Diabetes medications, proton pump inhibitors, androgen inhibitors for prostate cancer, and aromatase inhibitors for breast cancer are just a few. Among the most common culprits are glucocorticoids, which inhibit osteoprotegerin synthesis by osteoblasts, thereby enhancing osteoclast proliferation and bone resorption.
"Even having a segment of bowel resected for some reason can impact calcium absorption and promote bone loss," she said.
Warning Signs
Often the first symptom of osteoporosis is a fracture, one that occurs with low-force injury. Sometimes the following problems will provide an earlier clue: unexplained back pain, which could result from osteoporosis-weakened or collapsed vertebrae in the spine, or a noticeable shrinking from previous adult height. A stooped kyphotic posture, the so-called dowager's hump, can signal an osteoporotic compression fracture in the spine.

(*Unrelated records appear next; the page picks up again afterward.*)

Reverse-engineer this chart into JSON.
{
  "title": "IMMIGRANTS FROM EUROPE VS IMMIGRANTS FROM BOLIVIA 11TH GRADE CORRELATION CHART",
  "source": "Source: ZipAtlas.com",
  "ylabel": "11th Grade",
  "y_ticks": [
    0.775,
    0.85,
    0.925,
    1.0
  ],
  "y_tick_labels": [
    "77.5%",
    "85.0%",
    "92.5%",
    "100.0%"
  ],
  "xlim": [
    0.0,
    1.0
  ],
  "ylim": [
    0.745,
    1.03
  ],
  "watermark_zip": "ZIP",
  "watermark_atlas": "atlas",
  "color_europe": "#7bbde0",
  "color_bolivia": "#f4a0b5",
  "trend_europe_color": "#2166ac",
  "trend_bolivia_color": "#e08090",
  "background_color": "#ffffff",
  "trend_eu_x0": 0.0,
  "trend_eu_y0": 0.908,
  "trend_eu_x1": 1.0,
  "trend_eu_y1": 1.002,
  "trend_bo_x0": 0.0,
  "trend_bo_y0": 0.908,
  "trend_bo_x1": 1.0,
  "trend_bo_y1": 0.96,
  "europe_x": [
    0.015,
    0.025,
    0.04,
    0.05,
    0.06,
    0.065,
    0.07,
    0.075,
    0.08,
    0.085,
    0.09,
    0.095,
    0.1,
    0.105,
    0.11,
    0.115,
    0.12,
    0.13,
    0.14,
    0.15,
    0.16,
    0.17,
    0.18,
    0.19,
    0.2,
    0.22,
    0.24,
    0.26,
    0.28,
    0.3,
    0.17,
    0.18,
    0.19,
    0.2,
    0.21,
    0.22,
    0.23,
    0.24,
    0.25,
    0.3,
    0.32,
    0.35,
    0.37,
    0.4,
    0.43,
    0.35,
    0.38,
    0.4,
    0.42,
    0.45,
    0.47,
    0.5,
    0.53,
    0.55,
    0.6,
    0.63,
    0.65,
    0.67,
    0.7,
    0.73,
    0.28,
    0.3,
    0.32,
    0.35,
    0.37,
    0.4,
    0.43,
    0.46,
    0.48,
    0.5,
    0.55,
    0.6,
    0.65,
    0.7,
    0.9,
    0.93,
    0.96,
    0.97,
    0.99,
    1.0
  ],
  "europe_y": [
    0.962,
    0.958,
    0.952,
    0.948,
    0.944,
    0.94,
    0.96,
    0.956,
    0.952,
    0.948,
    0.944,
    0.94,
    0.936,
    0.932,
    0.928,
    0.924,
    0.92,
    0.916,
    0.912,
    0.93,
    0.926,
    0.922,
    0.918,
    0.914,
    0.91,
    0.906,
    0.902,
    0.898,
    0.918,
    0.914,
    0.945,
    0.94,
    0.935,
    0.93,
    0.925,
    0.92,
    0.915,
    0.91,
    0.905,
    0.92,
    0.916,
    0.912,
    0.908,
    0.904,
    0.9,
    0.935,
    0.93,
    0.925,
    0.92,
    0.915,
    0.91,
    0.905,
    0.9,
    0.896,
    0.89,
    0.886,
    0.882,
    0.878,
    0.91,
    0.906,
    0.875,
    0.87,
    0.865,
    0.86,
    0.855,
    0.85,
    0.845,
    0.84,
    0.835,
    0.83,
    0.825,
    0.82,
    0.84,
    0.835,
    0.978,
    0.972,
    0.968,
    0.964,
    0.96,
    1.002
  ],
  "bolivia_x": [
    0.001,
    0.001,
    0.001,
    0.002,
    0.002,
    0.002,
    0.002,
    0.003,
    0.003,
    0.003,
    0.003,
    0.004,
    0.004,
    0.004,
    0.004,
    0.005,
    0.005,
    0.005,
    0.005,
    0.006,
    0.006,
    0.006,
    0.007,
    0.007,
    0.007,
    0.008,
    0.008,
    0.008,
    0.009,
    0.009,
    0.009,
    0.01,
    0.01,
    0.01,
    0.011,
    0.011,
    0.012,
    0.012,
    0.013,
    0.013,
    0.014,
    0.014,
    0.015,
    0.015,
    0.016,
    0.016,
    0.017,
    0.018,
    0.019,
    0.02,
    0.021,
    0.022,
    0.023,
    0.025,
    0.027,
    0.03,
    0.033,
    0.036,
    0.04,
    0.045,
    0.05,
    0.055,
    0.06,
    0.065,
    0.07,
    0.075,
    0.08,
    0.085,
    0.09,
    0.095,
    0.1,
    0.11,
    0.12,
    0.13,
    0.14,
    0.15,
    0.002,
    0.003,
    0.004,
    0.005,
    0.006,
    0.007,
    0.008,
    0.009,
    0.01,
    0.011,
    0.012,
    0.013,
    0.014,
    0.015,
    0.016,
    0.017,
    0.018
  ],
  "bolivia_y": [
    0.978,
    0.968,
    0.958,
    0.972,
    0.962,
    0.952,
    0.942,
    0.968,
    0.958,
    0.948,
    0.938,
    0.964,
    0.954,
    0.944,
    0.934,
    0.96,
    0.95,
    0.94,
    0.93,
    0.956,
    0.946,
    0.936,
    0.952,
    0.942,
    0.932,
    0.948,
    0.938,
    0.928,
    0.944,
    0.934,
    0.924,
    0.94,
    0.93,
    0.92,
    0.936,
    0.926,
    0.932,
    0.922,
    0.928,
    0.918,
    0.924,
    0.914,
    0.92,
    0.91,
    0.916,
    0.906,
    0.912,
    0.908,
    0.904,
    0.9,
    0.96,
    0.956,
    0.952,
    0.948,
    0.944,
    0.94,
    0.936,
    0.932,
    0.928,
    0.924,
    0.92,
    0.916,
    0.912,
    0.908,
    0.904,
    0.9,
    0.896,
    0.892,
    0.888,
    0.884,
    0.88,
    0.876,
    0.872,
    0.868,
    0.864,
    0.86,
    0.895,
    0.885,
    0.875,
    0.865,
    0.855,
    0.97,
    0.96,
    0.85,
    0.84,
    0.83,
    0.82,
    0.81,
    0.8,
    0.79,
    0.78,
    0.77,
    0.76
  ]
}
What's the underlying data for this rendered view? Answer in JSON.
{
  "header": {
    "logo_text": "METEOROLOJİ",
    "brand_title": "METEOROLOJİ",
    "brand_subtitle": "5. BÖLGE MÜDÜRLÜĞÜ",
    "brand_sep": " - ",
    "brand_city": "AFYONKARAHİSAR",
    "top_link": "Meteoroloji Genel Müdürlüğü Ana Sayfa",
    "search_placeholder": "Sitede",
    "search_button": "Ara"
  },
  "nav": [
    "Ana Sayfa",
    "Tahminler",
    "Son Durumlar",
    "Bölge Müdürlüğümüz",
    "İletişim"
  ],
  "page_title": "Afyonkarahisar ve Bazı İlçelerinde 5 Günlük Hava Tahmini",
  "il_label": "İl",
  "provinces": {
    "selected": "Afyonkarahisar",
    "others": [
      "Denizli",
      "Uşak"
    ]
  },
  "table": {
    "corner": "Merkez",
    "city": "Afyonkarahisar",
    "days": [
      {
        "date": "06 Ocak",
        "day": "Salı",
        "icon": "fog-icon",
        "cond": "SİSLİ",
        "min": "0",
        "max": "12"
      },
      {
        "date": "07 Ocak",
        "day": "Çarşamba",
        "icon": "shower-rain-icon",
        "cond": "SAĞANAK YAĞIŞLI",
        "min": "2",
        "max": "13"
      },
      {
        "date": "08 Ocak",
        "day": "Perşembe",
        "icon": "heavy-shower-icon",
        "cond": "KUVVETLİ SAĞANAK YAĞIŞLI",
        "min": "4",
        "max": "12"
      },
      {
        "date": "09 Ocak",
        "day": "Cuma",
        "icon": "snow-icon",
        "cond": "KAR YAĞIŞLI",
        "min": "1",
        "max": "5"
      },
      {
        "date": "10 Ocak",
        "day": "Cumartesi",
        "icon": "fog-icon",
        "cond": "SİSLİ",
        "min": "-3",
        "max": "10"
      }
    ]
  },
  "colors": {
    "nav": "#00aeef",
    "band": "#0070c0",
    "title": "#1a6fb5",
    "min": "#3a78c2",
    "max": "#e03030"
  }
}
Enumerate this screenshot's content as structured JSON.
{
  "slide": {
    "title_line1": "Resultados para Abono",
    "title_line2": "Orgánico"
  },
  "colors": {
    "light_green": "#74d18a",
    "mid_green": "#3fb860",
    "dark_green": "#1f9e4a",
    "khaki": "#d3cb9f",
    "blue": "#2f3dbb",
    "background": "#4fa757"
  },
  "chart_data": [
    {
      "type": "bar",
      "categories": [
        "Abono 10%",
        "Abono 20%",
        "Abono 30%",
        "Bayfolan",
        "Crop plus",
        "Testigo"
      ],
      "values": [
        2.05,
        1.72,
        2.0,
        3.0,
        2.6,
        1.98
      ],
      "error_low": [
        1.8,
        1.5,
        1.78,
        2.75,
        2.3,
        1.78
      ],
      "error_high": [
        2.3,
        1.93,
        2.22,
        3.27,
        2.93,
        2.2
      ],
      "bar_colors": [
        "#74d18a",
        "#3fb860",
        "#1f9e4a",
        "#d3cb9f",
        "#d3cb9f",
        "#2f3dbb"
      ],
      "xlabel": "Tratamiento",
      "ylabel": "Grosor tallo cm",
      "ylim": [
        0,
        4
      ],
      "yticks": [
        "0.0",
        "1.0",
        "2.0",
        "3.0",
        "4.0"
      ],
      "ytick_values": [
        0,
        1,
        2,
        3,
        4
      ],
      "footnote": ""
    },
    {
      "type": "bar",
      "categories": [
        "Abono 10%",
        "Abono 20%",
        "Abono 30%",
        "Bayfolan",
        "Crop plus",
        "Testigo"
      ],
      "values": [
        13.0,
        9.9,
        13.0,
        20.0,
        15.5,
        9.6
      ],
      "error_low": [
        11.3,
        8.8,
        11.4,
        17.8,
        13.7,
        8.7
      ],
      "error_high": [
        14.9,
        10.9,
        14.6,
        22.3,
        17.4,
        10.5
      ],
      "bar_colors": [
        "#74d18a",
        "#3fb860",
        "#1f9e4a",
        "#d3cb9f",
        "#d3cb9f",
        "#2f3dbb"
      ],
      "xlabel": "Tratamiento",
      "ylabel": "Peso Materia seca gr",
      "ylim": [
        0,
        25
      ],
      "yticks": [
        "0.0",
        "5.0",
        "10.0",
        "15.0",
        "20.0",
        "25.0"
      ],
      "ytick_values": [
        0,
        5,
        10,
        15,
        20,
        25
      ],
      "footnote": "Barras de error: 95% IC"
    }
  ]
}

"We have made tremendous strides in understanding the etiology of osteoporosis and effectively treating it in the past 2 decades," Jan de Beur noted. "But the biggest challenge remains screening – fewer than 50% [of those eligible] are screened, while all women over age 65 and men over age 70 should be screened regardless of risk factors."
"The indications for screening are really quite vast," said Keller, adding that the biggest hurdle is that osteoporosis remains underdiagnosed and undertreated both in the U.S. and around the world.
A fractured hip is fatal 25% of the time and disabling 50% of the time, Jan de Beur cautioned. "A fracture is basically a skeletal heart attack, but people who suffer them are often not assessed and treated for osteoporosis."
Today's treatments can reduce fracture risk by 75%, but without screening or assessment at the time of fracture, many vulnerable people are not being captured, she said. "So we can move the needle now by screening for osteoporosis and evaluating and treating after fractures."
Disclosures
Jan De Beur, Keller, and Rosen disclosed no conflicts of interest relevant to their comments.